Between 1 November 2012 and 30 November 2013, the ombudsman ordered lawyers in England and Wales to pay out a total of £944,177 in compensation, fee reductions and costs to remedy errors after agreements went wrong.
In one of the worst cases, Paul Stacey, 42, was left to represent himself in court after a law firm pulled out of a no win, no fee agreement. He won his case but then received a claim for £24,000 from the firm for work it had supposedly carried out. The solicitors were denied their claim and instructed to pay compensation after threatening him with legal action.
The ombudsman's report says: "With access to legal aid diminishing in many areas of law, these services enable people who otherwise might not be able to [make] claims. But the no win, no fee model has played its part in fostering a culture of ambulance chasing and fraudulent claims which has inadvertently driven up insurance premiums.
"The legal ombudsman has begun to see cases where the fundamental promise which underpins the marketing of [these agreements] – that the consumer will not have to pay for losing cases – is being broken. People who have entered into no win, no fee agreements have been hit with significant and unexpected costs when cases have failed."

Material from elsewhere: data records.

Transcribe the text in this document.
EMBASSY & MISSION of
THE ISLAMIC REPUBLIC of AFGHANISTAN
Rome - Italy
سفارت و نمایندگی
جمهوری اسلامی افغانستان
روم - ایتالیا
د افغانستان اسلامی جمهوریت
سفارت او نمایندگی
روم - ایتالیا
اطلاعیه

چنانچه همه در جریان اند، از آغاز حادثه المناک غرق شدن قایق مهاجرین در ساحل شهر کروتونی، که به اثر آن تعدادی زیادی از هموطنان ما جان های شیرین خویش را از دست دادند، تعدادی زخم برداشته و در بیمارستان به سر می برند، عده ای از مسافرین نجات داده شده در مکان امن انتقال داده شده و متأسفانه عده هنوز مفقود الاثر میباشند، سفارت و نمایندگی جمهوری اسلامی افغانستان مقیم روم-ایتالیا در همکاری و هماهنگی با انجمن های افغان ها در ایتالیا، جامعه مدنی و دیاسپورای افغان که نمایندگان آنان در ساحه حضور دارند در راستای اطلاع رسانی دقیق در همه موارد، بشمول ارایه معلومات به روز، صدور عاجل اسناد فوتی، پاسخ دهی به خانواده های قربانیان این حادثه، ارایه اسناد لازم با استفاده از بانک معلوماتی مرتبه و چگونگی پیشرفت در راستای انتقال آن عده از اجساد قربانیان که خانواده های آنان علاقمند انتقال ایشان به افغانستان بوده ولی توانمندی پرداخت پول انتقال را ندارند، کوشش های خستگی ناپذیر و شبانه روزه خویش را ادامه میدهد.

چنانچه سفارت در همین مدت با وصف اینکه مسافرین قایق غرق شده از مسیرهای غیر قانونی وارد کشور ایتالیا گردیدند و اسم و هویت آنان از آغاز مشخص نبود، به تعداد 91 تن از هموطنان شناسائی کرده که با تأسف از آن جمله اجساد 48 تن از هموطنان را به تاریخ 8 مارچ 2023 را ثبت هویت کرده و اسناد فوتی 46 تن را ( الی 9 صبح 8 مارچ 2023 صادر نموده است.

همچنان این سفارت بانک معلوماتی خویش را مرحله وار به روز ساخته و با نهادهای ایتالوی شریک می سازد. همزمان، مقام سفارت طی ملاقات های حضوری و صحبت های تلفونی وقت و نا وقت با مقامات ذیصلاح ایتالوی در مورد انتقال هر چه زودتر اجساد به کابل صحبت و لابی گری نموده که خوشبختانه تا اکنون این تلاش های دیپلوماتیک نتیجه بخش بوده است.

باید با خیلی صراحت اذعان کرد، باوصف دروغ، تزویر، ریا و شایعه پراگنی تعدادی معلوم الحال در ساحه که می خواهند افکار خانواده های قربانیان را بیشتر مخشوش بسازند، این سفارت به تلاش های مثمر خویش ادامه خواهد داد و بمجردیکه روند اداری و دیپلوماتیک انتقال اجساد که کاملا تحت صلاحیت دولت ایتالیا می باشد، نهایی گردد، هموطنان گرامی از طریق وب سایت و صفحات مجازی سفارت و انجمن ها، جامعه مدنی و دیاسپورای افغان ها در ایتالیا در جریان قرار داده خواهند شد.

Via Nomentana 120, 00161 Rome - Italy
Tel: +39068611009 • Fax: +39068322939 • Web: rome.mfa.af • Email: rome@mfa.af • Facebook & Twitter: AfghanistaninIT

The report points out that the Advertising Standards Authority (ASA) has warned about referring to conditional fee agreements as no win, no fee. It has said: "No win, no fee claims can be misleading because sometimes the client is liable for undisclosed costs, such as insurance, if they lose their case. That's unfair and can be financially damaging to a consumer."
Nicholas Fluck, president of the Law Society, said: "So-called no win, no fee was brought in by the government to fill the gaps left by its policy of removing some legal aid provision. No win, no fee solicitors are bringing justice to the masses for people denied legal aid. Solicitors working on conditional fee agreements take on significant risk with these often complex cases.
"The Law Society is pleased that the legal ombudsman agrees with us that solicitors need to be very clear with clients on their agreement terms and commends our model agreement. We agree that the MoJ's regulations covering damages-based agreements are a nightmare and the government needs to change them urgently."